Paulo chuckled. “You got someone in mind, or you just want me to run up the street grabbing purses at random?”
“A woman. Natalie James. Average size and height, dark curly hair. I’ll send you a photograph and address. I want her out of the city.”
“You think scaring her is the way to go?”
I sure the fuck hoped so. “She’s from some small town in the Northwest. The harsh realities of city life should be enough to motivate her into leaving New York.”
“And what if it’s not? You want me to rough her up a little?”
The girl’s pale skin and wide blue eyes flashed in my mind. I might be an asshole, but I wasn’t a monster. Not yet, anyway. “Just a mugging. I’ll call you if I need anything more.”
“Consider it done.”
The line clicked dead in my ear. Pulling the phone away from my face, I stared down at a picture on my screensaver of the first sailboat I’d ever built and sold. That life, far away in the tropics, working in the warm sunshine, answering to no one but myself seemed l
ike a lifetime from where I was now.
I longed to go back. To forget everything and everyone in my entire fucked-up family. But my desires meant nothing anymore. My life was here now. Doing what I was told and becoming a person I despised.
I pocketed the phone before the image of the past threatened my sanity. Turning for my office, I told myself what was about to happen to Natalie James wouldn’t even come close to the shit my family could do to her.

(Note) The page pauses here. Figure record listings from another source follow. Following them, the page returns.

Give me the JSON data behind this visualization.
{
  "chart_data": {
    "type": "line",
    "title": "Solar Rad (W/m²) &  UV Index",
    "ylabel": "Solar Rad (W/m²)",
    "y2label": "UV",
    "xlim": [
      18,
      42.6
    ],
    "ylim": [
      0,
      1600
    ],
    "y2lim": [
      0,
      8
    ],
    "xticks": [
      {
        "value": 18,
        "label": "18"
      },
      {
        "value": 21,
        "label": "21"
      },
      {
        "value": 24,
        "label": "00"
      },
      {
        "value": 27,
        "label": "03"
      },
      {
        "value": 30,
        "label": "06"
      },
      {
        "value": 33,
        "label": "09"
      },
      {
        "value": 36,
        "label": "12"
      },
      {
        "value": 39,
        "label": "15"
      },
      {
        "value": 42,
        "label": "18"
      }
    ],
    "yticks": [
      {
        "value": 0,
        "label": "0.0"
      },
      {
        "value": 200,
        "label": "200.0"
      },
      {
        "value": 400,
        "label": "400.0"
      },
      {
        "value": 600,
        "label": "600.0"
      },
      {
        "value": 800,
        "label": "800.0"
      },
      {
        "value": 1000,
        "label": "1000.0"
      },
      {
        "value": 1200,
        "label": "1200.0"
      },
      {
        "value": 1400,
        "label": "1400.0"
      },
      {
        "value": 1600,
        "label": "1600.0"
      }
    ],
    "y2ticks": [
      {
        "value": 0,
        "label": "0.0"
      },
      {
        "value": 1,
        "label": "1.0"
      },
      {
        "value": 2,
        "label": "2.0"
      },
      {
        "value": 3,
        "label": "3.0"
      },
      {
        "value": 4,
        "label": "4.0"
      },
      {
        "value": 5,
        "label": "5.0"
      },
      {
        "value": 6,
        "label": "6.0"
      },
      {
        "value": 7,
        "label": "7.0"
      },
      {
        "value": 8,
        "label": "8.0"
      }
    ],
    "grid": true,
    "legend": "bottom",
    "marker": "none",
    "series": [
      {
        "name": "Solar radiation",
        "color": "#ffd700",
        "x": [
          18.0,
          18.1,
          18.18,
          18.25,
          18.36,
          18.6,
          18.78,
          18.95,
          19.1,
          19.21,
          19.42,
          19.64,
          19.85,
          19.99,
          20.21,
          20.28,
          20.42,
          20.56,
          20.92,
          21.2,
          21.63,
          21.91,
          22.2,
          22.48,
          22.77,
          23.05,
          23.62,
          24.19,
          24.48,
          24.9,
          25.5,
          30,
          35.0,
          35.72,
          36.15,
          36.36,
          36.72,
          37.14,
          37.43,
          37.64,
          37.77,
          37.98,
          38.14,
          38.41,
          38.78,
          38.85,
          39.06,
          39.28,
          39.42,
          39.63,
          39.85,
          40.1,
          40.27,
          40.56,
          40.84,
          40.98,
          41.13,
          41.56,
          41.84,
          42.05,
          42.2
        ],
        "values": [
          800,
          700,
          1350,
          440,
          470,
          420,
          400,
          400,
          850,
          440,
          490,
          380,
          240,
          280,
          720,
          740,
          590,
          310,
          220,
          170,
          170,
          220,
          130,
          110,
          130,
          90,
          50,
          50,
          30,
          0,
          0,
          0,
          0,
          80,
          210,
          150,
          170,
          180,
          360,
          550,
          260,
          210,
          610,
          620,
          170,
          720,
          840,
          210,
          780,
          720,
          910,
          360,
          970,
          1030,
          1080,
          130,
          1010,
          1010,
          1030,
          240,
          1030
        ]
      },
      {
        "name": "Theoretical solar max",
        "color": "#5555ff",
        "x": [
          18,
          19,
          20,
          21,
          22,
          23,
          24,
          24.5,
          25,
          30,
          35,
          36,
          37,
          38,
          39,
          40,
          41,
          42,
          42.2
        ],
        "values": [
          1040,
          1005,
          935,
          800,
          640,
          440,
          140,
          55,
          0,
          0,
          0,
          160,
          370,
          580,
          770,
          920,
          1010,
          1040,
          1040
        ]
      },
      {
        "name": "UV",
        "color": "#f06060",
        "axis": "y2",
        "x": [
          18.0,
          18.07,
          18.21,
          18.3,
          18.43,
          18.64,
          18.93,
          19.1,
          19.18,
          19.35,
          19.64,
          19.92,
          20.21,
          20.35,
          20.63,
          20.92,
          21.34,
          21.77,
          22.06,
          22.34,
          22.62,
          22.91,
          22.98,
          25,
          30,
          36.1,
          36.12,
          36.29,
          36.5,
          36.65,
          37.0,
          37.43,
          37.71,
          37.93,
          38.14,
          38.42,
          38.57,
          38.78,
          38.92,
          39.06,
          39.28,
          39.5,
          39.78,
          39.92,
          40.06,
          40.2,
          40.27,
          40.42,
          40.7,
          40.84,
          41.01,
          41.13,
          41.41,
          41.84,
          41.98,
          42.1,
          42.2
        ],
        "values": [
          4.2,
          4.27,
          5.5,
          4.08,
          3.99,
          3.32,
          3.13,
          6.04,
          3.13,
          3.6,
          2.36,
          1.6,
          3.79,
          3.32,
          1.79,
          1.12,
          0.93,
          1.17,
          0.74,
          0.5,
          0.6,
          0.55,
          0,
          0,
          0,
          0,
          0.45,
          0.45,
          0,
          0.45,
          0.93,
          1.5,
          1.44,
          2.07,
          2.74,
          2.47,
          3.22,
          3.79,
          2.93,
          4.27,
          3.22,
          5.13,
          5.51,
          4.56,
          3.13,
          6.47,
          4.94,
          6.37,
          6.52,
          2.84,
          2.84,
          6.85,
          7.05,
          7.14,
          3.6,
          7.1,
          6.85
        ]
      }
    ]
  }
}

For her sake—and for mine—I wanted her gone, and tonight I was willing to do anything to make that happen.
Save the ones you can.
3
Natalie
Brushing a wayward curl out of my face that had pulled free of the bun I’d tied my hair into, I dropped the last notebook on the pile I’d created in the middle of Laney’s living room floor and frowned.
Nothing. I’d found nothing in Laney’s notebooks. Nothing but sketches of dresses and skirts and tops, the same type of sketches Laney had done when we were kids, although these were way more intricate and showcased her design talent.
No matter how hard I’d looked over the past three days, I hadn’t found a note or a business card or even Laney’s cell phone to give me a hint.
My mind tripped back over Laney’s last words. He is the most dangerous of men. In a rush, I pictured both Salvatici men I’d met today. One brimmed with darkness and domination. The other oozed so much wicked sex appeal, my stomach quivered with the memory of his sinful eyes locked on me.
One could be Elena’s mystery man. Both held power in the palm of their hands. Something in the back of my mind warned not to trust either until I uncovered my answers.
I glanced over my friend’s living room, looking for something I might have missed. The apartment was small—way smaller than the house we’d shared together back in college. The front door opened right into the living area, which was only big enough for a couch, an end table and lamp, and a wall cabinet that held a TV and several shelves of books. Three rectangular windows looked out toward the dark street. Behind me, a low counter separated the galley kitchen from the living room, with a small wooden table and two chairs under the far left windows. To my right, a short hall gave way to the miniscule bathroom and the one bedroom so tiny it housed only a double bed, nightstand, and a small closet.